La suddetta disposizione trova espressa applicazione alla locazione di immobili di categoria catastale C/1, ed è volta a ristorare il conduttore del costo del canone di locazione versato per il mese di Marzo 2020, durante il quale l’attività non è stata esercitata.
Il richiamato art. 65 della Circolare n. 8/E del 3 aprile 2020 dell’Agenzia delle Entrate ha stabilito, infatti, testualmente che “L’agevolazione in esame ha la finalità di contenere gli effetti negativi derivanti dalle misure di contenimento dell’emergenza epidemiologica nei confronti dei soggetti esercitanti attività d’impresa nell’ambito della quale risulta condotto in locazione un immobile in categoria catastale C/1. Ancorché la disposizione si riferisca, genericamente, al 60 per cento dell’ammontare del canone di locazione, la stessa ha la finalità di ristorare il soggetto dal costo sostenuto costituito dal predetto canone, sicché in coerenza con tale finalità il predetto credito maturerà a seguito dell’avvenuto pagamento del canone medesimo”.
CONCLUSIONI
Per tutto quanto sopra illustrato, risulta palese che la fruizione del beneficio fiscale, atteso che è oggettivamente volta a compensare – almeno parzialmente – il costo della locazione, è subordinata all’effettivo versamento del canone di locazione di Marzo 2020, anche se in ritardo.

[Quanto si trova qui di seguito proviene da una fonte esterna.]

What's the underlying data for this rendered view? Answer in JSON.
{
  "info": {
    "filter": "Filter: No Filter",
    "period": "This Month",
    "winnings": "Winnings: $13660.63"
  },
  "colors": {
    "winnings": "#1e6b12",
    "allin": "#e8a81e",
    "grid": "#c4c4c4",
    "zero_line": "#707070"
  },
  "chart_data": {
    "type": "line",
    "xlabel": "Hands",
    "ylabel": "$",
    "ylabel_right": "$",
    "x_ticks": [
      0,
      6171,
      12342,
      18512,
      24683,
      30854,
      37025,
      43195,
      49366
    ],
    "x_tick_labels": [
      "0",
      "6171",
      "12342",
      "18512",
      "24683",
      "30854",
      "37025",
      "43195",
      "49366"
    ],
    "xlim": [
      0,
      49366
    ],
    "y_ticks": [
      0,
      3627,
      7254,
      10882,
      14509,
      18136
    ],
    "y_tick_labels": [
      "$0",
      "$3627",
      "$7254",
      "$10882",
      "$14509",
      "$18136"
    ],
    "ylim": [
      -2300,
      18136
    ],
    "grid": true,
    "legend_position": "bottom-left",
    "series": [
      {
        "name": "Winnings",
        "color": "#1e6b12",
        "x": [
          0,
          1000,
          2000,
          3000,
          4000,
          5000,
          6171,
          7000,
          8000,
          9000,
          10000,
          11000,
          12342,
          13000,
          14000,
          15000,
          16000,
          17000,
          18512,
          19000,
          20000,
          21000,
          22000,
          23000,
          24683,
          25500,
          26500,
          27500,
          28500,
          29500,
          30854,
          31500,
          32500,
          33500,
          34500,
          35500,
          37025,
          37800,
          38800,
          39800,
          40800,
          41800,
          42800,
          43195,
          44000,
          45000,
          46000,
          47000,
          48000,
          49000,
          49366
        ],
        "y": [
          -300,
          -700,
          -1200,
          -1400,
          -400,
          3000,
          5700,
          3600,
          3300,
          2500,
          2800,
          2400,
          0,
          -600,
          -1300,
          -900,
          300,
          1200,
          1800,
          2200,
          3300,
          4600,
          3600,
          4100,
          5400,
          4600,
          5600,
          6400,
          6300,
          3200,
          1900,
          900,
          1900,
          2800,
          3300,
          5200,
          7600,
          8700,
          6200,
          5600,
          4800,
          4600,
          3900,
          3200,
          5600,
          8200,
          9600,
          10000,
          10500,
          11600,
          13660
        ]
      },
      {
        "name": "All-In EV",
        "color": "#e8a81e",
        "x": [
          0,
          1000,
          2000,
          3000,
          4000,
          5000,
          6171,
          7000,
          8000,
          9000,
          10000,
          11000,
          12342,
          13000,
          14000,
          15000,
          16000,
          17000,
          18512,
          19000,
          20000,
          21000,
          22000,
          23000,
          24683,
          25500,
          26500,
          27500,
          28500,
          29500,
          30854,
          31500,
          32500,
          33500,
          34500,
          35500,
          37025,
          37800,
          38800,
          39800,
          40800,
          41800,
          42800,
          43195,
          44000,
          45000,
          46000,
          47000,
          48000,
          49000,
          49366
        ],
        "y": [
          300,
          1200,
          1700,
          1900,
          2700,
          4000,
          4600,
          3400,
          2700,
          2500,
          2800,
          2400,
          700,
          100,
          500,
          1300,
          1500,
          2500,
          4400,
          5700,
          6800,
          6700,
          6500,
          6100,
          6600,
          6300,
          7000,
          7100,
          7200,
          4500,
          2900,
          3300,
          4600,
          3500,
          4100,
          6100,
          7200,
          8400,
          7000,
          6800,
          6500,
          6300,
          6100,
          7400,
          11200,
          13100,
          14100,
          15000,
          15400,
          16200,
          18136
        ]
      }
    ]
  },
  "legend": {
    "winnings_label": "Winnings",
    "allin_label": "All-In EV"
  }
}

E’, pertanto, evidente come la straordinarietà dell’emergenza dovuta dalla pandemia in atto non possa essere risolta con gli ordinari strumenti giuridici previsti dal nostro ordinamento giuridico.
L’unica strada ad oggi percorribile è la rinegoziazione dei contratti di locazione, volta a riequilibrare gli interessi ed i bisogni delle parti contrattuali.
In assenza di misure concrete ad hoc da parte dello Stato, l’unica via d’uscita praticabile, all’attualità, appare quella di distribuire tra le parti contrattuali della locazione i costi di questa emergenza.
Si tratta di una soluzione non certo giusta, ma di buon senso e, per certi aspetti obbligata, in assenza di provvedimenti in proposito da parte del legislatore.
Ad ogni modo, tengo a precisare che sebbene facoltativa, la registrazione di eventuali accordi tra le parti sulla riduzione dei canoni di locazione è sempre consigliabile, ed è esente da bollo e imposta di registro e beneficia peraltro della proroga del termine di registrazione, che deve avvenire entro il 30 giugno 2020.